Director and co-writer John Joshua Miller is the son of Jason Miller, who played the priest who goes out the window in the original Exorcist. He brings a satisfying level of dread to a number of individual scenes, which helps gloss over the way the overall story doesn't really hold together. Presumably "I was possessed by a demon" is a legitimate defense when it comes to being charged with murder in the US justice system.

There's next to nothing new here (somewhat intentionally, considering the classic its riffing on), but Crowe drags the whole thing over the line through sheer force of will. It's the kind of film where it feels like everyone else turned up just because they knew he'd be there; Sam Worthington, who basically has an extended cameo as Miller's adoring co-star, almost certainly signed on just to spend time across from Crowe. And who could blame him? Even when Crowe's deliberately acting badly, he's still good.

So yes, the story loses focus here and there, and a few scenes stretch credibility beyond breaking point - like the time when someone goes full Satanic crabwalk during filming and the entire crew doesn't quit on the spot. And yet: the power of Crowe compels you. 

- Anthony Morris

Thursday 6 June 2024

Review: Bad Boys: Ride or Die

Just look how far the Bad Boys have come. When they first burst onto our screens in a wave of legally dubious carnage, the buddy cop dynamic between Mike Lowrey (Will Smith) and Marcus Burnett (Martin Lawrence) was your typical loose cannon vs anxious guy with something to lose. Now, well over 25 years later, they're both just too old for this shit. And in Bad Boys:Ride or Die, the shit has once again hit the fan.

Even a franchise this free-wheeling knows action doesn't mean much when there's nothing at stake. So first, some character development: Mike's settling down and getting married to Christine (Melanie Liburd), so he's finally got something to lose. Marcus just had a heart attack on the dance floor where a vision of their cranky dead boss Captain Howard (Joe Pantoliano) told him it's not his time to die, so now he thinks he's invulnerable. As role reversals go it's no Freaky Friday, but it'll do.

Speaking of the late Captain Howard, he's the big plot driver this time around. Seems he's been framed by the evil cartel from the last film, angering his devoted US Marshall daughter (Rhea Seehorn) who doesn't want to believe it. In reality, he was secretly investigating corruption inside his department. It turns out the only way to clear his name is for the Boys to go on the run, team-up with Mike's son and cartel killer Armando (Jacob Scipio) and trash half of Florida.

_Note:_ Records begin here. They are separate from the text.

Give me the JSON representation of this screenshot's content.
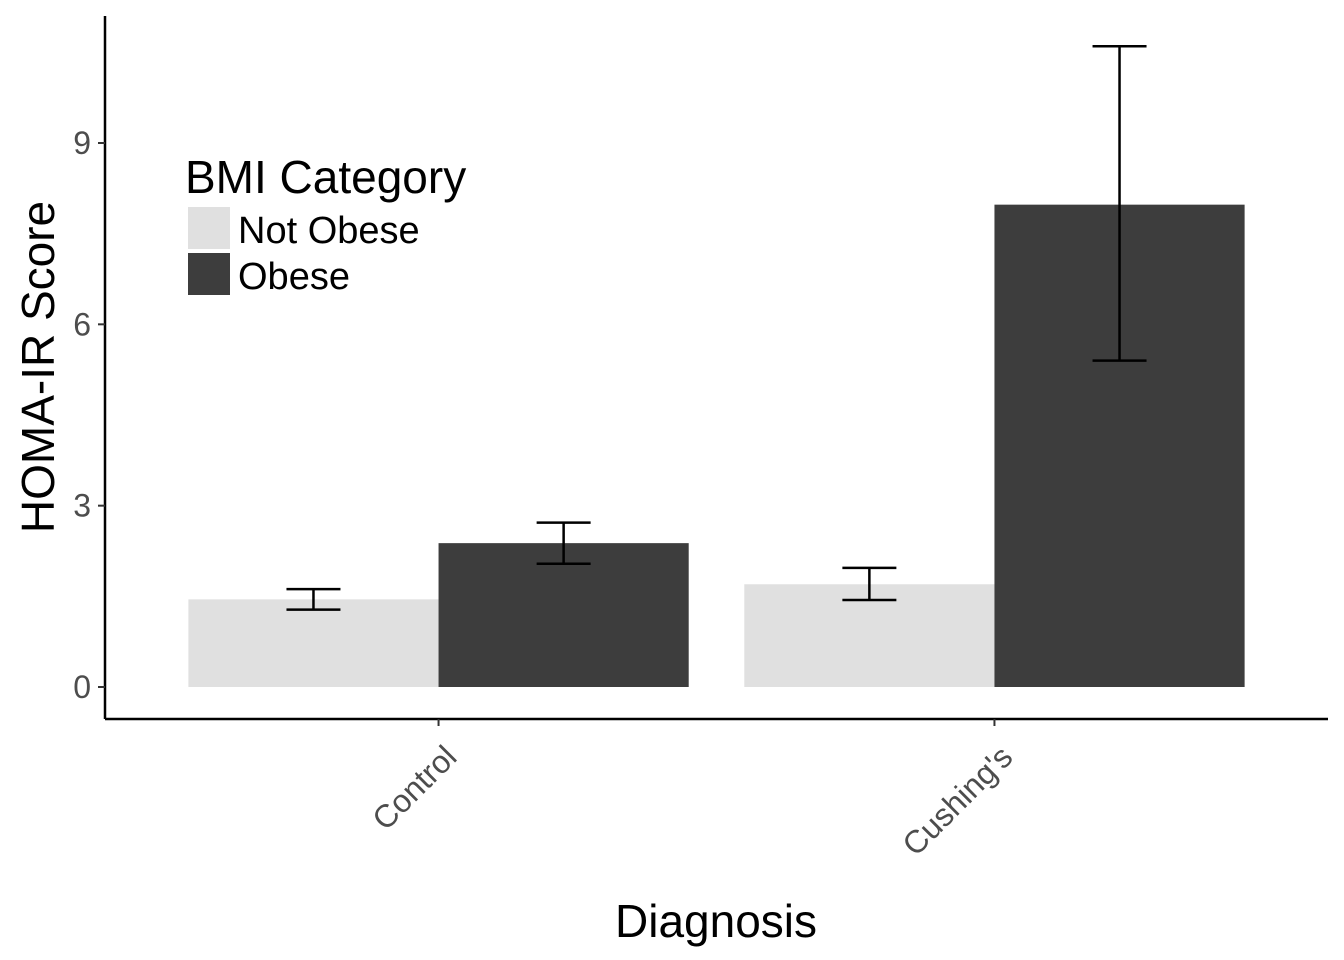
{
  "chart_data": {
    "type": "bar",
    "xlabel": "Diagnosis",
    "ylabel": "HOMA-IR Score",
    "categories": [
      "Control",
      "Cushing's"
    ],
    "yticks": [
      0,
      3,
      6,
      9
    ],
    "ylim": [
      -0.5,
      11.1
    ],
    "grid": false,
    "legend": {
      "title": "BMI Category",
      "position": "top-left (inside plot)"
    },
    "series": [
      {
        "name": "Not Obese",
        "color": "#e0e0e0",
        "values": [
          1.45,
          1.7
        ],
        "error_low": [
          1.28,
          1.44
        ],
        "error_high": [
          1.62,
          1.97
        ]
      },
      {
        "name": "Obese",
        "color": "#3d3d3d",
        "values": [
          2.38,
          7.98
        ],
        "error_low": [
          2.04,
          5.4
        ],
        "error_high": [
          2.72,
          10.6
        ]
      }
    ]
  }
}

Returning directors Adil & Bilall (they took over the franchise from Michael Bay with Bad Boys For Life, maintaining his hyperbolic style in a near-seamless fashion) know that too much is never enough when you're dealing with the Bad Boys. It's probably not humanly possible for someone to enjoy everything going on here, but with so much going on you're bound to find something you like.

Probably not the comedy though, which rarely gets above painful until the second half and even then relies an awful lot on the goodwill Lawrence and Smith bring to their characters. And while it's tempting to consider this a last chance for Smith to redeem himself after his Oscar antics, his laying low since then has largely done the hard work for him - and here he's often surprisingly subdued, while Lawrence takes full advantage of Marcus's fearlessness to crank things up.

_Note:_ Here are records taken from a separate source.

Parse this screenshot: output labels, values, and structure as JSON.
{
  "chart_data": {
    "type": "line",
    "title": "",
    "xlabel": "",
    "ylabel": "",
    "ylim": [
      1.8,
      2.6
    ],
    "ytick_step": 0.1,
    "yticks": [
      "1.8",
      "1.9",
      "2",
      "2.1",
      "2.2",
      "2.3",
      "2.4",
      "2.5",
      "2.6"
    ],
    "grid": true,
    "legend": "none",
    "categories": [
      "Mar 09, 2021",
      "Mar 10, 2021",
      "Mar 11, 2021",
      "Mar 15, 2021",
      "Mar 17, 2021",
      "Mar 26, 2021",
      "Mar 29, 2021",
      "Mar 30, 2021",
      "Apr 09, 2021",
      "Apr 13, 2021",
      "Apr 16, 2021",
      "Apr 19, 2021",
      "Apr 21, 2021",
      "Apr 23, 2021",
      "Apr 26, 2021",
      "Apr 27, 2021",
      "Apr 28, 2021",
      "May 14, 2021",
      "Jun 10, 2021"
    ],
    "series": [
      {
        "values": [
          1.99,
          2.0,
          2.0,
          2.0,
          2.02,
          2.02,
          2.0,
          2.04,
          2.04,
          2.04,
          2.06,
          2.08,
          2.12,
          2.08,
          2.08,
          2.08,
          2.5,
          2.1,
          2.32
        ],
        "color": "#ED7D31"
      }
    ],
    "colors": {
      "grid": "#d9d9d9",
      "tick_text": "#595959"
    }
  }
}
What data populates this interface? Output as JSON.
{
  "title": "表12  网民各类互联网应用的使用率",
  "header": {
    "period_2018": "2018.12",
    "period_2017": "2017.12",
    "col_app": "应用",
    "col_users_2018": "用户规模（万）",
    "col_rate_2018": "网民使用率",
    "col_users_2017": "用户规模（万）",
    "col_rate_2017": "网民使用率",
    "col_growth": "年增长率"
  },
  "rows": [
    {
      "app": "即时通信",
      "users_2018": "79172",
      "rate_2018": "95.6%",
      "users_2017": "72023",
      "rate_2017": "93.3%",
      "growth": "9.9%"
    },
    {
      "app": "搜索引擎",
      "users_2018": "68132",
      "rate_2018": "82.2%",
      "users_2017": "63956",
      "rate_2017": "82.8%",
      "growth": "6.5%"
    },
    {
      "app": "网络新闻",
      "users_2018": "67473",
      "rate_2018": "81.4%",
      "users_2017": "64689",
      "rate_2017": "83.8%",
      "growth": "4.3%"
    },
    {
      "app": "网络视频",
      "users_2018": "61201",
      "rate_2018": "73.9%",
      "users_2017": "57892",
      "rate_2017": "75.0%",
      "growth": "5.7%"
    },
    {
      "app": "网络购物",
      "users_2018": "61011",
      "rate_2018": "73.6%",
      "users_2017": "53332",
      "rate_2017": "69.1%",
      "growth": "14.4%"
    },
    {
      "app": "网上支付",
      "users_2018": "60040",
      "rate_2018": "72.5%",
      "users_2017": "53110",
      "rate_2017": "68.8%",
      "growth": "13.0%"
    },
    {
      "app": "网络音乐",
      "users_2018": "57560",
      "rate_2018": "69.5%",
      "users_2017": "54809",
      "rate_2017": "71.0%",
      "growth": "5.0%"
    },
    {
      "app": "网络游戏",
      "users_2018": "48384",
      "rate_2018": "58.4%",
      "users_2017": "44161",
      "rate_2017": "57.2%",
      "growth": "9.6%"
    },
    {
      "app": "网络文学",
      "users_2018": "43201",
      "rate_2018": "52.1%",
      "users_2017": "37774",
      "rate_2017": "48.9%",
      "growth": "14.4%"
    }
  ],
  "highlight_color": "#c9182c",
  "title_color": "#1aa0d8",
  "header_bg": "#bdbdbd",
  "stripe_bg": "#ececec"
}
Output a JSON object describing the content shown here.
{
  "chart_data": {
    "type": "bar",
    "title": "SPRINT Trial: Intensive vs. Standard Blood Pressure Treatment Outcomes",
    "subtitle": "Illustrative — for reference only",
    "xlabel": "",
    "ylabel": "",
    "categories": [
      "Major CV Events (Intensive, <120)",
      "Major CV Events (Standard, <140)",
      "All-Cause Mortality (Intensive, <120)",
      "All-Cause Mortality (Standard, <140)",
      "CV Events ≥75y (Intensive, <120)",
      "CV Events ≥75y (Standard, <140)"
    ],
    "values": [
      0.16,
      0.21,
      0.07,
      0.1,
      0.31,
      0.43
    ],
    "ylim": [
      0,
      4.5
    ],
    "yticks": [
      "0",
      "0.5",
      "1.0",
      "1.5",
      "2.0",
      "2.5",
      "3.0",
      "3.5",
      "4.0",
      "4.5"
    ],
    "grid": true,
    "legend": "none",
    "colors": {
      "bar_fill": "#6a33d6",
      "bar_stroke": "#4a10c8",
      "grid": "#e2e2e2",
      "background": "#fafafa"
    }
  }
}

And making some noise is probably a good idea, because this is so over-stuffed (old characters are back! New characters are important! The action is dizzying!) eventually it starts to take on the relentless feel of the engine drone from one of the often-present helicopters - but like a trip on one of those copters, it's always a wild ride.

The big crowd-pleasing twist here is that Marcus' son-in-law Reggie (played by Dennis McDonald), who's been a one-minor-note-joke since Bad Boys II, finally gets to take out some trash on his own. If Mike and Marcus are getting too old to be boys, at least the next generation now get to be (equally lethal) men.